シャワーを済ませて出てくると、智くんは部屋の真ん中で突っ立っていた。


智「あ、や、ビールでも呑むかなと思って」

翔「眠いんじゃないの?」


さっきはあんなに目がトロンとしてたのに。
今の智くんは目をぱちくりとして何故かキョロキョロと落ち着かない。


智「いや、眠気は」

翔「そう? だったら智くんもシャワーしてきなよ。
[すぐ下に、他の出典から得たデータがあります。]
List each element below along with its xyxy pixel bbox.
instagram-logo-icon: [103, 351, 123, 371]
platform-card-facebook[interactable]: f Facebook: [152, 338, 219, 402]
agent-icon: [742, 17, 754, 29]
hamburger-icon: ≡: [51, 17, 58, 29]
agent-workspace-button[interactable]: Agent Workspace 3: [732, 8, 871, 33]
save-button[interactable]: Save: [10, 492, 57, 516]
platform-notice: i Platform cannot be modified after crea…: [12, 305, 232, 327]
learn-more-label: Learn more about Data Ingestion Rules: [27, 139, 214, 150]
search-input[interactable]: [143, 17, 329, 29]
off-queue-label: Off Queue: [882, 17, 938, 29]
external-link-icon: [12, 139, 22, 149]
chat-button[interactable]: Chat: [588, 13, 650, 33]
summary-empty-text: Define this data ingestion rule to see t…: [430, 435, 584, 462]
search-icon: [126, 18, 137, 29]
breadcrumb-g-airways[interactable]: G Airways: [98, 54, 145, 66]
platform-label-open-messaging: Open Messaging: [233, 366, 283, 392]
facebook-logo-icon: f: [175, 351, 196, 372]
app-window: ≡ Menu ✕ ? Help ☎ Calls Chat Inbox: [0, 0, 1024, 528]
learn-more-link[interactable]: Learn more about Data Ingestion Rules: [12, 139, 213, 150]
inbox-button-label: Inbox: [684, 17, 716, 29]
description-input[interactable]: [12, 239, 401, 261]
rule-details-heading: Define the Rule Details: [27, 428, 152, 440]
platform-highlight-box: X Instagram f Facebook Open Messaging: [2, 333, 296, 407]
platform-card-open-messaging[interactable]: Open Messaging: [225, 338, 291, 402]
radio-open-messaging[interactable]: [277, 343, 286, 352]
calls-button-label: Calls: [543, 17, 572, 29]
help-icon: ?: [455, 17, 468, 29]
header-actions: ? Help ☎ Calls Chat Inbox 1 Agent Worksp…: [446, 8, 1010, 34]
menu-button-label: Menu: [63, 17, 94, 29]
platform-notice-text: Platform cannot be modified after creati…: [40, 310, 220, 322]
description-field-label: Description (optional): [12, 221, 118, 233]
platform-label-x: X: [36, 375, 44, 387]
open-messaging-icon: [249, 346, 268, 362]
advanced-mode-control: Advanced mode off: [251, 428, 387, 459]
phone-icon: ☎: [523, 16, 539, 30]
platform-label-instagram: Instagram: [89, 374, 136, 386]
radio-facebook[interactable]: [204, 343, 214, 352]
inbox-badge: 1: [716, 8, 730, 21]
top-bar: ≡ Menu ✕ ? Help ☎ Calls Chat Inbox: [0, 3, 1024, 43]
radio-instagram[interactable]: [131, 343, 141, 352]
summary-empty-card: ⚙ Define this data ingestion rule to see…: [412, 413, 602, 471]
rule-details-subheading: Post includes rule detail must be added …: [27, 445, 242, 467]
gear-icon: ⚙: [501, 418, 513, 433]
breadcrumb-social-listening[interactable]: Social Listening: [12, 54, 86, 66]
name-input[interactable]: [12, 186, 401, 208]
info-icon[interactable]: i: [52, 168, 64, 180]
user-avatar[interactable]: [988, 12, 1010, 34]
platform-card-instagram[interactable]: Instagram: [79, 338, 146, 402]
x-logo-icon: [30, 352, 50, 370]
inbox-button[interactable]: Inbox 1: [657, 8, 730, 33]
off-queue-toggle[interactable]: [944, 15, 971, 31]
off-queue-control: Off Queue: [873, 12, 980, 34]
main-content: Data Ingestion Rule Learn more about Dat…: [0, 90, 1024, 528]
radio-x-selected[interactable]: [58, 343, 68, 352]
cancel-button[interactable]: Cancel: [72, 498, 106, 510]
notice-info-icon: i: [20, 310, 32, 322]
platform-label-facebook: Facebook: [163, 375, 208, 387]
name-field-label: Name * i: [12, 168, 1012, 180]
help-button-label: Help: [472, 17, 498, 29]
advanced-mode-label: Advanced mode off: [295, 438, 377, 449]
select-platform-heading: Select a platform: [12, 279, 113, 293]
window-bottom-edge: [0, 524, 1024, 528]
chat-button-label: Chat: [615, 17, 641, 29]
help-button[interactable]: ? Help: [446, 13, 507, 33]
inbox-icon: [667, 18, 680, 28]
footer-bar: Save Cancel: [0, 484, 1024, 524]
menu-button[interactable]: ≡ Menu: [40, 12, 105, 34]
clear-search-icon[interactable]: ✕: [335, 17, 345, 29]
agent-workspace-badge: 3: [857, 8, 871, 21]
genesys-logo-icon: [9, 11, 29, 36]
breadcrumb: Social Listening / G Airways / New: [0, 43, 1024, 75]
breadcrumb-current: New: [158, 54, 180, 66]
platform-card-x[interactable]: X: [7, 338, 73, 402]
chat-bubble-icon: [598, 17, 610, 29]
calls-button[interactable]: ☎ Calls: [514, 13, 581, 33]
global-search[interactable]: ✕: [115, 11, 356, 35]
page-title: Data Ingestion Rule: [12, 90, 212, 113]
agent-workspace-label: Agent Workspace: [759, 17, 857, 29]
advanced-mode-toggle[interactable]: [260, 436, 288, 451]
なんだかんだでそっちも疲れてるでしょ?」

智「え?」

翔「それにほら、車で…」

智「あ…」

翔「ね? サッパリして寝よう?」

智「う、うん」


“スイッチ”が入ったと思った智くんは、なんだか急にあっさりしたから。
だから俺も平常心を保った。
そんな事を言ってもやっぱり眠いんだろうと。
風呂から出たら結局すぐ寝ちゃうんだろうと。


智「あ、さ、先寝てていいから」

翔「まだ眠くないよ(笑)」

智「そ、か」


なのに俺があっさりすると急に挙動不審だし。
何を動揺する事があるんだ。
その気になって泣きを見たのは俺の方なんだが。


翔「眠くなったら寝るから。気にしないで入って」

智「ん」


少し恥ずかしそうにくるりと背を向ける。
それは猫背で。
ぽてぽてと歩いてチラリと振り返る。


翔「早く(笑)」

智「はい」


名残惜しそうに風呂へ入って行く姿はまるで、素っ気なく扱われた猫のようだ。


翔「はぁ、わっかんねーな…」


その後ろ姿を見送り、ソファーにドサッと座る。
静かな部屋に軋んだ音がせつなく聞こえた。

ベッドのサイドテーブルの引き出しに仕舞ってある小さな紙袋。
それは新たに増えたもの。
智くんを元に戻す為、俺達の幸せを願う為に相葉雅紀が用意してくれた愛が詰まった小袋。


翔「今日は出番無さそうだな…」


その引き出しを眺めながら、俺は静かに目を閉じた。